Rae’s hand slides to the small of my back. Then it tugs on my elbow, and I don’t know when I stuffed my hands into my pockets, but he pulls one free to plant on his chest. There’s no way to tell if it shakes. Not when both of his hands cover mine completely.

He presses, and I feel the rise of his inhale under my trapped palm.

His exhale is an audible gust—a different reminder—this time of the man who last breathed with me through a tough moment.

I flash a look up to the study window again, which is thankfully now empty.

I can’t look anything like a leader right now. Like someone exceptional who Luke would keep on here for longer. Not while I’m as weak and lost as a lamb. As beaten to the ball as a player who just got slide-tackled out of nowhere.

And by what?

By remembering a single phrase after a decade?

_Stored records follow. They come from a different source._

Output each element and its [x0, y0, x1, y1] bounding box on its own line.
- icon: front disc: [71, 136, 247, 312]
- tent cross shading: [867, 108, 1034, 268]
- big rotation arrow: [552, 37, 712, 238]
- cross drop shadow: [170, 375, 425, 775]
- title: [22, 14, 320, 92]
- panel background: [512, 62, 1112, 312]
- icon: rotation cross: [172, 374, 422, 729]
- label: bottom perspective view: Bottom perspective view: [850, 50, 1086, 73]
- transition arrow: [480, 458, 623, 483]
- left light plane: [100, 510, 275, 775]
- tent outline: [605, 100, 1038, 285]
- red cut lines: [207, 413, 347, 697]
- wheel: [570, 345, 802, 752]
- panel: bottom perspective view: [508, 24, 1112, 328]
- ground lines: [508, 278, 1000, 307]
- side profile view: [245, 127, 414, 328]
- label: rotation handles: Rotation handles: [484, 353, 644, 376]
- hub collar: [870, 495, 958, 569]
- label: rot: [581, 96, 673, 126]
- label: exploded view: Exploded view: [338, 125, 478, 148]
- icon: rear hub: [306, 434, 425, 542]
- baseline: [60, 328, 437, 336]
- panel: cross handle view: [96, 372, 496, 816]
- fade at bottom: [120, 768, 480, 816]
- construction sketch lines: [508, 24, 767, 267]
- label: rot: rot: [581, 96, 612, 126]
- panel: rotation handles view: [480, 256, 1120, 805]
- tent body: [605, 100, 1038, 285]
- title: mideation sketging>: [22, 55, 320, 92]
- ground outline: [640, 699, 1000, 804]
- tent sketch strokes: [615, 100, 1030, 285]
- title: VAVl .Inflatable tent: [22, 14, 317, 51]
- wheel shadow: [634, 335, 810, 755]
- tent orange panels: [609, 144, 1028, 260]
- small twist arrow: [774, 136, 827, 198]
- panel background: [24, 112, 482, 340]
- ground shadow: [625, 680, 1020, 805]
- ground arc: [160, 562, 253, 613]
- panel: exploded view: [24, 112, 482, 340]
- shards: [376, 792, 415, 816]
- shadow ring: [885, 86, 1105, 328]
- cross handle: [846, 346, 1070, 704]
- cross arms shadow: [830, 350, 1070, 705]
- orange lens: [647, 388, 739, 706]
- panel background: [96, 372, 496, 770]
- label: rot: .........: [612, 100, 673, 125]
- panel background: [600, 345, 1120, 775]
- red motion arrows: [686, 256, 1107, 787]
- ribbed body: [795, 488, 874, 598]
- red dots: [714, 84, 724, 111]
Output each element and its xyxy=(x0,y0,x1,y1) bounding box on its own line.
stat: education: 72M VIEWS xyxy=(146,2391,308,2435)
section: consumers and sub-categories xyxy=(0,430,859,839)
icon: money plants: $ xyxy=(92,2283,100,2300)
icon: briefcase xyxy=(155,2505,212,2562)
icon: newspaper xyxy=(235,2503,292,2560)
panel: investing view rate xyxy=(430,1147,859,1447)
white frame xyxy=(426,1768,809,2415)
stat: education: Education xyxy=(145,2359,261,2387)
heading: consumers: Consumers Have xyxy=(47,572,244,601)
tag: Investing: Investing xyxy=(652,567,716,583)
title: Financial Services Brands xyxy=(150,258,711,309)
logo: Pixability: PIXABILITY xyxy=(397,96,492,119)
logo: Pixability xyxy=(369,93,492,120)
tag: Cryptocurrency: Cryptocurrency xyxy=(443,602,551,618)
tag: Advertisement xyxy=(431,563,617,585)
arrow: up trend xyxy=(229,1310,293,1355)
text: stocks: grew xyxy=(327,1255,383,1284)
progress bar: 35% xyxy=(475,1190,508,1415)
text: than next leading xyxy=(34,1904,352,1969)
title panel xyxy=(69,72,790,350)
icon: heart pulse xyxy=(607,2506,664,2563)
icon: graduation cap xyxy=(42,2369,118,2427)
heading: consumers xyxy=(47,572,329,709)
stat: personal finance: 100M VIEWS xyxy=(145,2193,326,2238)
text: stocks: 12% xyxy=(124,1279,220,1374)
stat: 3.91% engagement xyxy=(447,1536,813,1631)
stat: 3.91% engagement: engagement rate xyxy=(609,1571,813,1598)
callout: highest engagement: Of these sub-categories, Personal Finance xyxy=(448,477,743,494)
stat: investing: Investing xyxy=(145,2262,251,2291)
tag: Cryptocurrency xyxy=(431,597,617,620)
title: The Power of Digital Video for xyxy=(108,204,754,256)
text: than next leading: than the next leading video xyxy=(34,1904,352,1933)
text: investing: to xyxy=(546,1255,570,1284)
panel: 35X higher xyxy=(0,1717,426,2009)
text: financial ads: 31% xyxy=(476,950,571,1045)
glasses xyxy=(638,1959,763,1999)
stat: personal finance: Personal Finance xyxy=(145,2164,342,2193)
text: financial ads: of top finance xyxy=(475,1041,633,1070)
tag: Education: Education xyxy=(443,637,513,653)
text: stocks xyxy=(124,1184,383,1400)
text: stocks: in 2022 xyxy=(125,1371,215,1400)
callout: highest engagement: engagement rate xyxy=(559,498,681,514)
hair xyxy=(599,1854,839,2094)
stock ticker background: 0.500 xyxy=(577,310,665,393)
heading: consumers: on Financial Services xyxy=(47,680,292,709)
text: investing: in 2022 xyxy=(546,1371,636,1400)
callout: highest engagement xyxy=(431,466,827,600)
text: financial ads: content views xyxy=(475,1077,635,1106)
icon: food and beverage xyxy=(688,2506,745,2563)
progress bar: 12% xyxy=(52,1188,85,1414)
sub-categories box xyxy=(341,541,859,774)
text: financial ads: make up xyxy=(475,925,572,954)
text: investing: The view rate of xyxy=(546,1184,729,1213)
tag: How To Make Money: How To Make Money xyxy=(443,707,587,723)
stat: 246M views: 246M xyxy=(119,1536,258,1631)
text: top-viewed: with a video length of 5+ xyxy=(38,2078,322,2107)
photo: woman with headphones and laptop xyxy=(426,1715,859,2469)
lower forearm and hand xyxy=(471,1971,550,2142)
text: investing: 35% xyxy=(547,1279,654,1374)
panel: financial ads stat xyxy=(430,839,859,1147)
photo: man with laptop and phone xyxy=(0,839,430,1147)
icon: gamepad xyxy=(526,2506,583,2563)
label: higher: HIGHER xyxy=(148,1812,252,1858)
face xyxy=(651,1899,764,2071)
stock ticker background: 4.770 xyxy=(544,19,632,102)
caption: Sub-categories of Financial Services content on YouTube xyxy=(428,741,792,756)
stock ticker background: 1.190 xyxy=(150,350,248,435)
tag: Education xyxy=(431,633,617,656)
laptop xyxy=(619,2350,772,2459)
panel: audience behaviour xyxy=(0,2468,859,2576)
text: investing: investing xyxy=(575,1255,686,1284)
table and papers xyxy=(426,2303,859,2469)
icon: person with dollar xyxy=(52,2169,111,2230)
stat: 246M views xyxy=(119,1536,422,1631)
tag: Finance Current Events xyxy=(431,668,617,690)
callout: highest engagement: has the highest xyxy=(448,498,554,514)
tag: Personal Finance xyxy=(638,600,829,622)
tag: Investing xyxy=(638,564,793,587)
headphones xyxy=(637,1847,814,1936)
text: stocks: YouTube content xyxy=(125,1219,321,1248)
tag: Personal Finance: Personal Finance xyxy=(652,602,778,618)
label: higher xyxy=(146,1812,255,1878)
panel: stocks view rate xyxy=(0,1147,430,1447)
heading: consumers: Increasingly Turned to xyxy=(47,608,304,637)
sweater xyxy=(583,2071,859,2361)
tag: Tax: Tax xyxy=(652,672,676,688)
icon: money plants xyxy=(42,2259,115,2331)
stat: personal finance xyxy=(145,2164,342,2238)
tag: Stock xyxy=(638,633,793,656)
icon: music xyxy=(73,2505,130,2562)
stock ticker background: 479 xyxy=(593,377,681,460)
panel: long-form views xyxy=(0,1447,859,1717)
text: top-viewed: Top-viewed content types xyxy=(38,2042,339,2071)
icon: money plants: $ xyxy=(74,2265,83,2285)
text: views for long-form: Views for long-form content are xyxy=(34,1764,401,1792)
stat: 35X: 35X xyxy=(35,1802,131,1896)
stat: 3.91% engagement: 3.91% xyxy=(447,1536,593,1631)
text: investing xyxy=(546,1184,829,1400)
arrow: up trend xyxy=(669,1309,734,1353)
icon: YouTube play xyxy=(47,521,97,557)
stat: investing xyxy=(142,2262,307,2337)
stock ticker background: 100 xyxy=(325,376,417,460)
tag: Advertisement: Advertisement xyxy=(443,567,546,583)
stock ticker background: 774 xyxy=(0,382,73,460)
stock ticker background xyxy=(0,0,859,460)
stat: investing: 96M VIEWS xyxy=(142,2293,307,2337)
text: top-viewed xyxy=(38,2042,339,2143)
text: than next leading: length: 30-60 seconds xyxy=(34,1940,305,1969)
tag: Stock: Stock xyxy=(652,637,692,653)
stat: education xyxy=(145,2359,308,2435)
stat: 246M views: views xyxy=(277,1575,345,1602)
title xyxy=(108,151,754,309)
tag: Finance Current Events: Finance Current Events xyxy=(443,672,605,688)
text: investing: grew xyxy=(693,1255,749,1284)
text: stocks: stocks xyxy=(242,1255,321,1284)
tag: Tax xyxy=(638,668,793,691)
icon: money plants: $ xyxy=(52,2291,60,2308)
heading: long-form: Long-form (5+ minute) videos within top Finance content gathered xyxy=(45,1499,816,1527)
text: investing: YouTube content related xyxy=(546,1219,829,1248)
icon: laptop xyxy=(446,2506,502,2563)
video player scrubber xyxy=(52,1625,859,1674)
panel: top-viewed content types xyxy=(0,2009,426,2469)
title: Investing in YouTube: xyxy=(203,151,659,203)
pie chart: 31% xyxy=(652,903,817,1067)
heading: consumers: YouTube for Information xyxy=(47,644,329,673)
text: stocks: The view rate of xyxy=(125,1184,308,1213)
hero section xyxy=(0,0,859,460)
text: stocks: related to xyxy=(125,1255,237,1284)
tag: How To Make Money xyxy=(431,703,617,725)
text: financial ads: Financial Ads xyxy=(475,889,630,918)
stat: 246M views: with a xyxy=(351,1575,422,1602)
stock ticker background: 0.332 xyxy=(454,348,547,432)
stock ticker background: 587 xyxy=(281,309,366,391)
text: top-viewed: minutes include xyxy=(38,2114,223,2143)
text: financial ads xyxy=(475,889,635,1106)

Rae sums that up for me. “It’s the little things that sneak up and kick you in the nuts, right, when someone was that important to you?” He casts a glance at the sixth-form students waiting for him to start another session of recording their journeys. He shares part of his with me. “I get kicked in the nuts plenty. That happens when people are important. Your dad is still that for you. Pretty sure everything you do here is your way of showing that to everybody. He’s why you’re the way you are.” This is quieter. “Why you’re so strong.”

He sounds so certain while I’m only sure of one thing.

Dad would have liked Rae.

I wish he could have met him. There’s no chance of that now, but Rae could meet Kirsty and the girls, only I like the way he sees me.

He thinks I’m strong.

Take him home?

That would mean showing him where I was my weakest.